Source: Sumitomo DEMAG

In the table below are the basic parameters for plastic injection molding from the most common materials.

Source: Janez Navodnik, Errors in Injection Molding.

For the proper functioning of the injection molding tool, it is important to consider several basic factors:

• The tool must be manufactured in accordance with the customer's requirements, including consideration of material shrinkage, tool durability based on anticipated quantities, protection and coatings, hardness, high gloss or eroded surface, use of a hot runner system or cold runner.

• The tool must be properly maintained, including cleaning, protection, and lubrication.

• The tool must have flow channels for the medium, which must not be clogged. After each series, the channels need to be "blown out", and before each series, it is necessary to check whether the medium is flowing through the channels and how much it flows (in liters per minute) on the water group or temperature control device.

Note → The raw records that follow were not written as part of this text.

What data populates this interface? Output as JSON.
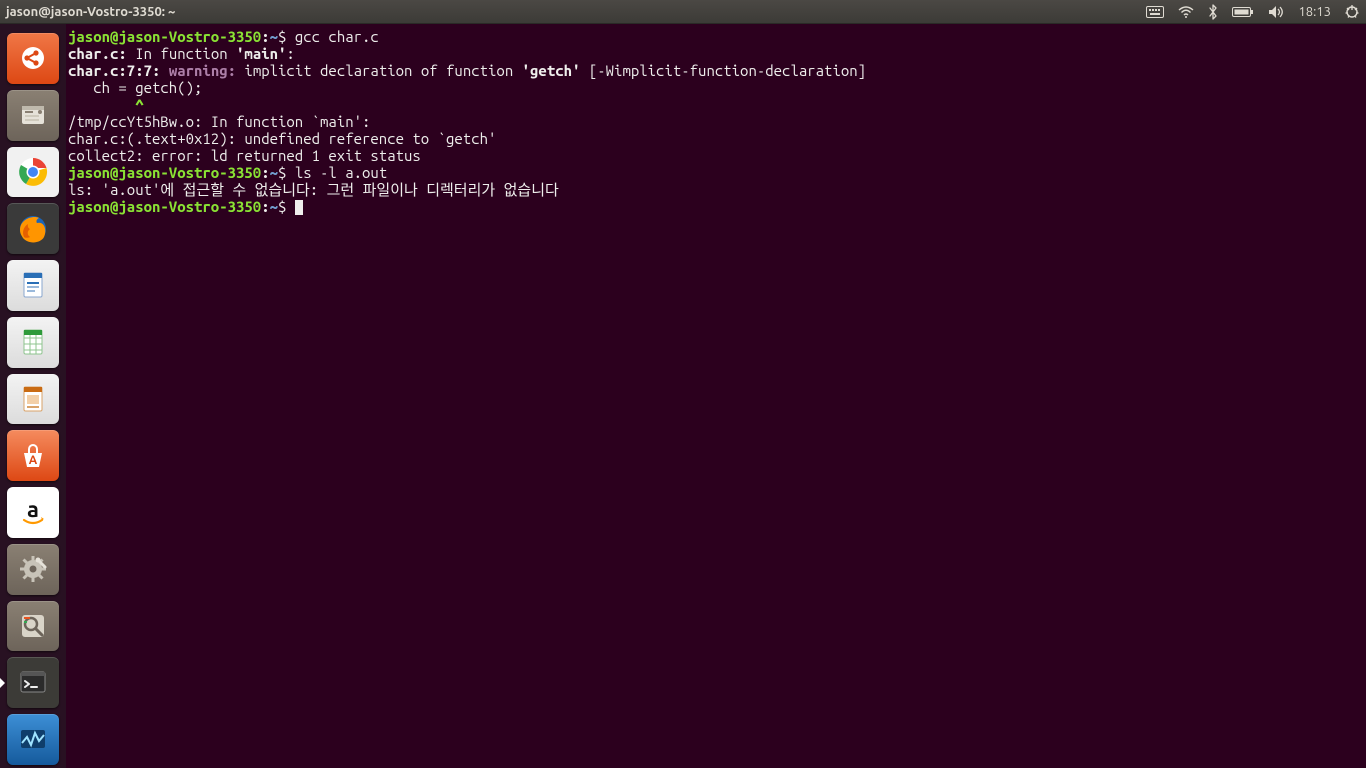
{
  "panel": {
    "title": "jason@jason-Vostro-3350: ~",
    "clock": "18:13"
  },
  "launcher_items": [
    {
      "name": "dash",
      "color": "#dd4814"
    },
    {
      "name": "files",
      "color": "#7a7064"
    },
    {
      "name": "chrome",
      "color": "#f5f5f5"
    },
    {
      "name": "firefox",
      "color": "#2e2e2e"
    },
    {
      "name": "writer",
      "color": "#e8e8e8"
    },
    {
      "name": "calc",
      "color": "#e8e8e8"
    },
    {
      "name": "impress",
      "color": "#e8e8e8"
    },
    {
      "name": "software-center",
      "color": "#e95420"
    },
    {
      "name": "amazon",
      "color": "#ffffff"
    },
    {
      "name": "settings",
      "color": "#7a7064"
    },
    {
      "name": "system-monitor-lens",
      "color": "#7a7064"
    },
    {
      "name": "terminal",
      "color": "#3a3a3a",
      "running": true
    },
    {
      "name": "system-monitor",
      "color": "#2b6fb3"
    }
  ],
  "terminal": {
    "prompt_user": "jason@jason-Vostro-3350",
    "prompt_sep": ":",
    "prompt_path": "~",
    "prompt_dollar": "$ ",
    "cmd1": "gcc char.c",
    "l1a": "char.c:",
    "l1b": " In function ",
    "l1c": "'main'",
    "l1d": ":",
    "l2a": "char.c:7:7: ",
    "l2b": "warning: ",
    "l2c": "implicit declaration of function ",
    "l2d": "'getch'",
    "l2e": " [-Wimplicit-function-declaration]",
    "l3": "   ch = getch();",
    "l4a": "        ",
    "l4b": "^",
    "l5": "/tmp/ccYt5hBw.o: In function `main':",
    "l6": "char.c:(.text+0x12): undefined reference to `getch'",
    "l7": "collect2: error: ld returned 1 exit status",
    "cmd2": "ls -l a.out",
    "l8": "ls: 'a.out'에 접근할 수 없습니다: 그런 파일이나 디렉터리가 없습니다"
  }
}
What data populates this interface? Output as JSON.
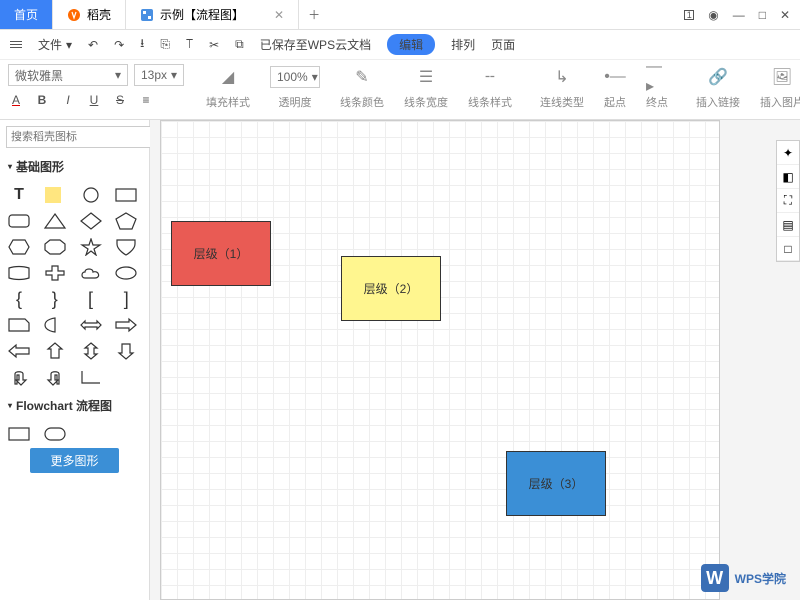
{
  "tabs": {
    "home": "首页",
    "docer": "稻壳",
    "file": "示例【流程图】"
  },
  "menu": {
    "file": "文件",
    "saved": "已保存至WPS云文档",
    "edit": "编辑",
    "arrange": "排列",
    "page": "页面"
  },
  "font": {
    "name": "微软雅黑",
    "size": "13px"
  },
  "opacity": "100%",
  "ribbon": {
    "fill": "填充样式",
    "opacity": "透明度",
    "lineColor": "线条颜色",
    "lineWidth": "线条宽度",
    "lineStyle": "线条样式",
    "connType": "连线类型",
    "start": "起点",
    "end": "终点",
    "link": "插入链接",
    "image": "插入图片"
  },
  "search": {
    "placeholder": "搜索稻壳图标"
  },
  "cats": {
    "basic": "基础图形",
    "flow": "Flowchart 流程图"
  },
  "more": "更多图形",
  "shapes": {
    "s1": "层级（1）",
    "s2": "层级（2）",
    "s3": "层级（3）"
  },
  "wm": "WPS学院",
  "winnum": "1"
}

• The tool must have appropriate additional equipment, such as regulators of hot runner systems, suitable temperature control devices, controllers for hydraulic and pneumatic valves.

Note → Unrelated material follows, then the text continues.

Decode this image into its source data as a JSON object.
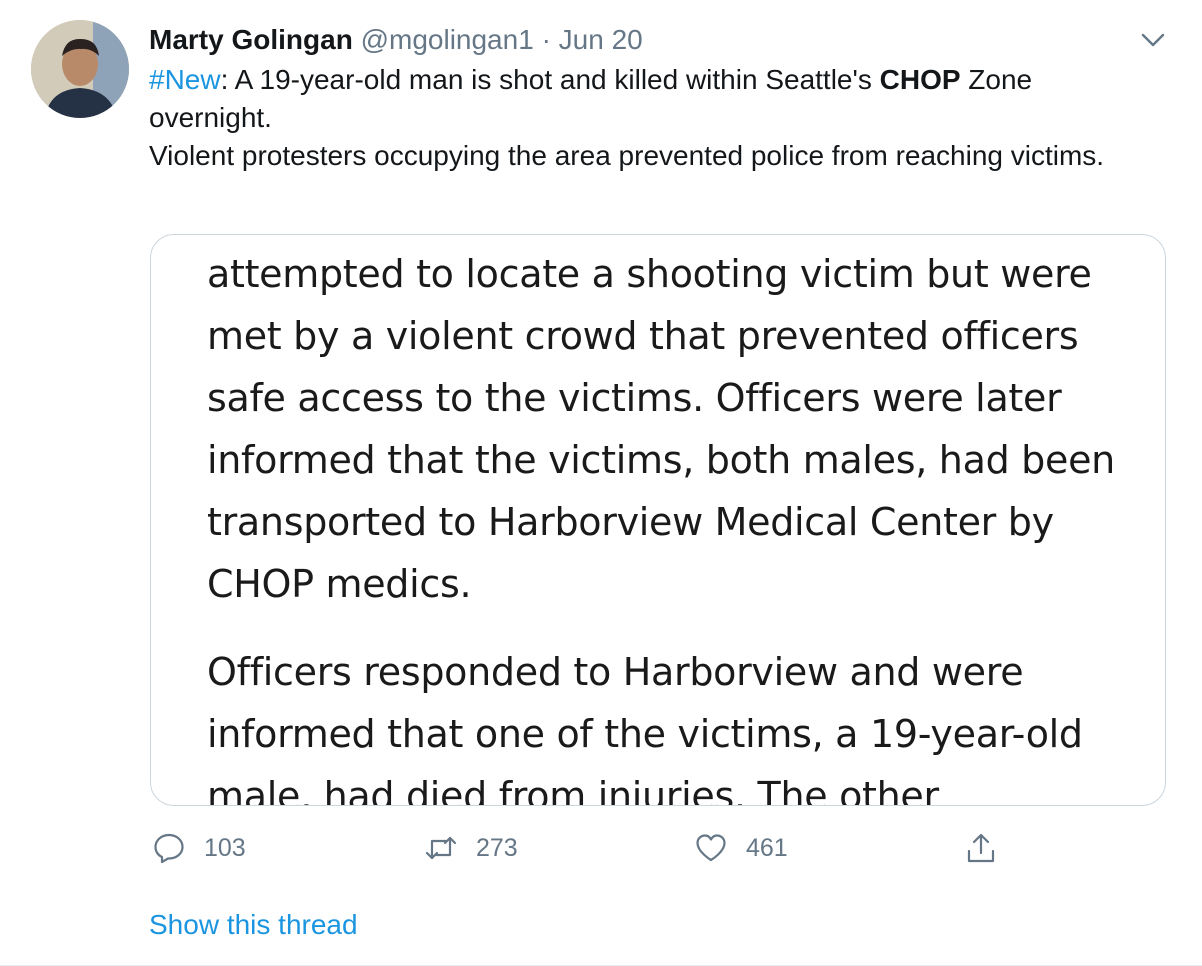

• It is recommended that each tool has a counter that cannot be dismantled or reset, as it allows monitoring the quantity of cycles produced with the tool.

Venting allows air or gas to escape as the melt enters the mold. If air becomes trapped in the tool, compression can cause it to heat up significantly, potentially igniting the melt and even causing a dent or erosion on the tool insert. Effective venting prevents the formation of incompletely filled products and potential material degradation during the filling of the mold cavity.

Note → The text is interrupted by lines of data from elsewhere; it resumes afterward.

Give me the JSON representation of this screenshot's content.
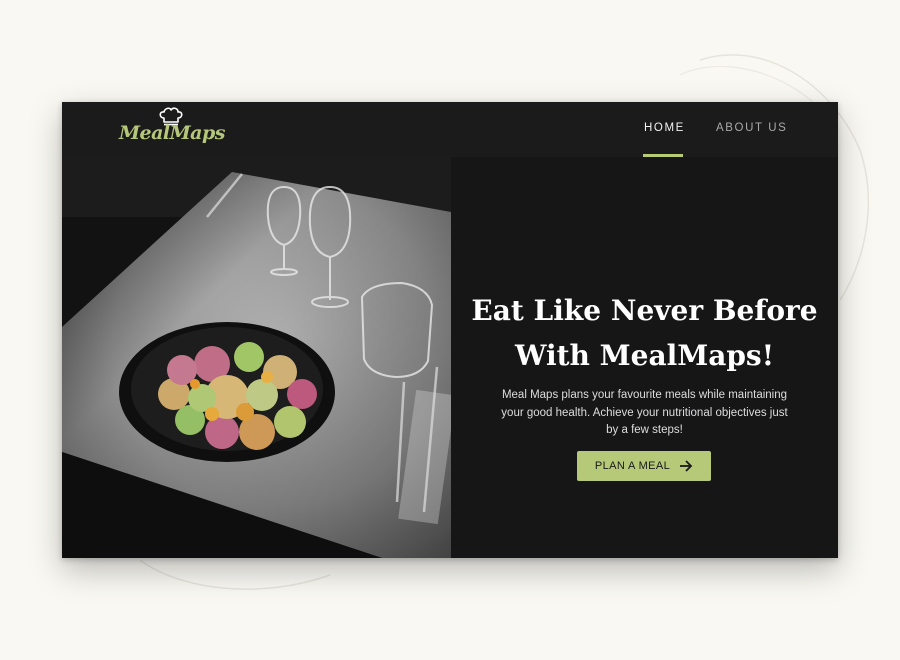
{
  "brand": {
    "name": "MealMaps",
    "accent_color": "#b5c978",
    "logo_icon": "chef-hat-icon"
  },
  "nav": {
    "items": [
      {
        "label": "HOME",
        "active": true
      },
      {
        "label": "ABOUT US",
        "active": false
      }
    ]
  },
  "hero": {
    "headline_line1": "Eat Like Never Before",
    "headline_line2": "With MealMaps!",
    "subtext": "Meal Maps plans your favourite meals while maintaining your good health. Achieve your nutritional objectives just by a few steps!",
    "cta": {
      "label": "PLAN A MEAL",
      "icon": "arrow-right-icon"
    }
  },
  "colors": {
    "page_bg": "#f9f8f2",
    "frame_bg": "#161617",
    "nav_bg": "#1b1b1c"
  }
}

We are familiar with many different methods of tempering or regulating temperature in injection molding tools, but their common feature is high precision in operation. However, a well-functioning tempering device alone is unfortunately not sufficient; it is important to have a functioning entire system that is adapted according to the material used.

Key factors for the cooling system:

• Clean and flowing channels in the tool and inserts,

• Cooling channels should be placed as close as possible to the surface of the mold,

• Cooling channels must be adapted to the medium and temperature to be used,

• Temperating devices or cooling systems must be powerful enough and regularly maintained to be able to dissipate heat according to the processing procedure.

When processing materials such as PA, the tool temperature needs to be above 50°C. When processing materials such as PP, the tool temperature needs to be below 25°C.

Image source: YouTube Kruse Training

System water is crucial in the plastic injection molding process as it serves as a cooling medium for the oil in hydraulic injection molding machines and injection molds or tempering devices. It is important that regularly monitor the quality of system water through hardness and additive content measurements and takes appropriate action based on the measurement results. If the water in system is poor quality and contaminated, issues such as corrosion and clogged water channels or even deposits in injection molds may occur, that leads to negatively affecting the entire plastic injection molding process. This typically leads to overheating and longer cycles compared to when the tool was initially started.

Hot runner system in plastic injection molds is a method of distributing molten plastic that allows for precise and efficient injection molding. This system typically includes a heated manifold or distributor and multiple heated nozzles. When the injection molding machine pushes molten plastic into the manifold or distributor, it evenly distributes the plastic into several heated nozzles. These nozzles then accurately meter the plastic into specific injection points in the mold cavities. This system enables better product quality and accuracy, increases productivity, and reduces waste.